Involvement of vasoactive intestinal peptide (VIP) as a humoral mediator of penile erectile function in the dog.

The effects of intracorporeal infusion of anti-vasoactive intestinal peptide (anti-VIP) antisera on electrically induced penile erection were studied in 18 male mongrel dogs. Electrical pulse stimulation (4 V, 4 milliseconds, 40 Hz) of the pelvic splanchnic nerve consistently produced penile erection ("electroerection"). Using this erection model, effects of anti-VIP serum were evaluated with regard to the peak intracorporeal pressure during electroerection. Pretreatment of the animals with repetitive intracorporeal infusion of anti-VIP rabbit serum completely abolished the electroerection in nine dogs, partially suppressed it (P < 0.01) in five, and was without effects in four.
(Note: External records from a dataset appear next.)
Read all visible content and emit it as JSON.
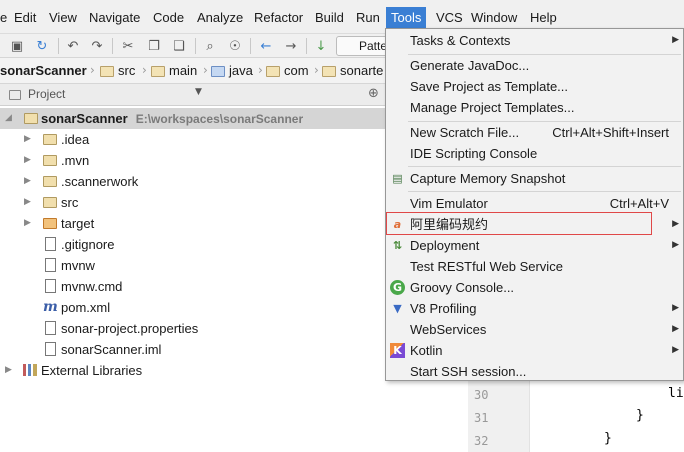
{
  "menubar": {
    "items": [
      "File",
      "Edit",
      "View",
      "Navigate",
      "Code",
      "Analyze",
      "Refactor",
      "Build",
      "Run",
      "Tools",
      "VCS",
      "Window",
      "Help"
    ],
    "first_visible": "e",
    "active": "Tools"
  },
  "toolbar": {
    "combo_text": "Patte",
    "icons": [
      "save-icon",
      "sync-icon",
      "undo-icon",
      "redo-icon",
      "cut-icon",
      "copy-icon",
      "paste-icon",
      "find-icon",
      "replace-icon",
      "back-icon",
      "forward-icon",
      "build-icon"
    ]
  },
  "breadcrumb": [
    "sonarScanner",
    "src",
    "main",
    "java",
    "com",
    "sonarte"
  ],
  "project_panel": {
    "title": "Project",
    "root": {
      "name": "sonarScanner",
      "path": "E:\\workspaces\\sonarScanner"
    },
    "children": [
      ".idea",
      ".mvn",
      ".scannerwork",
      "src",
      "target",
      ".gitignore",
      "mvnw",
      "mvnw.cmd",
      "pom.xml",
      "sonar-project.properties",
      "sonarScanner.iml"
    ],
    "external": "External Libraries"
  },
  "editor": {
    "line_numbers": [
      "30",
      "31",
      "32"
    ],
    "code": [
      "li",
      "}",
      "}"
    ]
  },
  "tools_menu": {
    "items": [
      {
        "label": "Tasks & Contexts",
        "shortcut": "",
        "submenu": true,
        "icon": ""
      },
      {
        "label": "Generate JavaDoc...",
        "shortcut": "",
        "submenu": false,
        "icon": ""
      },
      {
        "label": "Save Project as Template...",
        "shortcut": "",
        "submenu": false,
        "icon": ""
      },
      {
        "label": "Manage Project Templates...",
        "shortcut": "",
        "submenu": false,
        "icon": ""
      },
      {
        "label": "New Scratch File...",
        "shortcut": "Ctrl+Alt+Shift+Insert",
        "submenu": false,
        "icon": ""
      },
      {
        "label": "IDE Scripting Console",
        "shortcut": "",
        "submenu": false,
        "icon": ""
      },
      {
        "label": "Capture Memory Snapshot",
        "shortcut": "",
        "submenu": false,
        "icon": "memory-snapshot-icon"
      },
      {
        "label": "Vim Emulator",
        "shortcut": "Ctrl+Alt+V",
        "submenu": false,
        "icon": ""
      },
      {
        "label": "阿里编码规约",
        "shortcut": "",
        "submenu": true,
        "icon": "alibaba-icon"
      },
      {
        "label": "Deployment",
        "shortcut": "",
        "submenu": true,
        "icon": "deployment-icon"
      },
      {
        "label": "Test RESTful Web Service",
        "shortcut": "",
        "submenu": false,
        "icon": ""
      },
      {
        "label": "Groovy Console...",
        "shortcut": "",
        "submenu": false,
        "icon": "groovy-icon"
      },
      {
        "label": "V8 Profiling",
        "shortcut": "",
        "submenu": true,
        "icon": "v8-icon"
      },
      {
        "label": "WebServices",
        "shortcut": "",
        "submenu": true,
        "icon": ""
      },
      {
        "label": "Kotlin",
        "shortcut": "",
        "submenu": true,
        "icon": "kotlin-icon"
      },
      {
        "label": "Start SSH session...",
        "shortcut": "",
        "submenu": false,
        "icon": ""
      }
    ]
  },
  "colors": {
    "menu_active_bg": "#3a7fd4",
    "highlight_box": "#e04848",
    "selected_row": "#d5d5d5"
  }
}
In contrast, control treatment of the same 18 dogs with normal rabbit serum was totally ineffective. In six dogs in which anti-VIP serum failed to produce a complete suppression of electroerection, 0.5 mg atropine sulfate was additionally given i.v. All six dogs exhibited significant (P < 0.01) suppression of the peak intracorporeal pressure after atropine. However atropine alone did not affect the intracorporeal pressure to any significant degree. To five of these six dogs with positive response to the combination treatment with anti-VIP serum and atropine, prazosin HCl was added i.v. It was found that prazosin HCl reversed the attenuation of electroerection produced by combined anti-VIP serum and atropine. Prazosin did not affect the intracorporeal pressure when administered following anti-VIP serum. These results suggest that VIP plays a role as a humoral mediator involved in penile erection and that there is a synergistic interaction between VIP and acetylcholine. Also it appears that the effect of acetylcholine but not that of VIP is mediated by the alpha-1 adrenergic mechanism.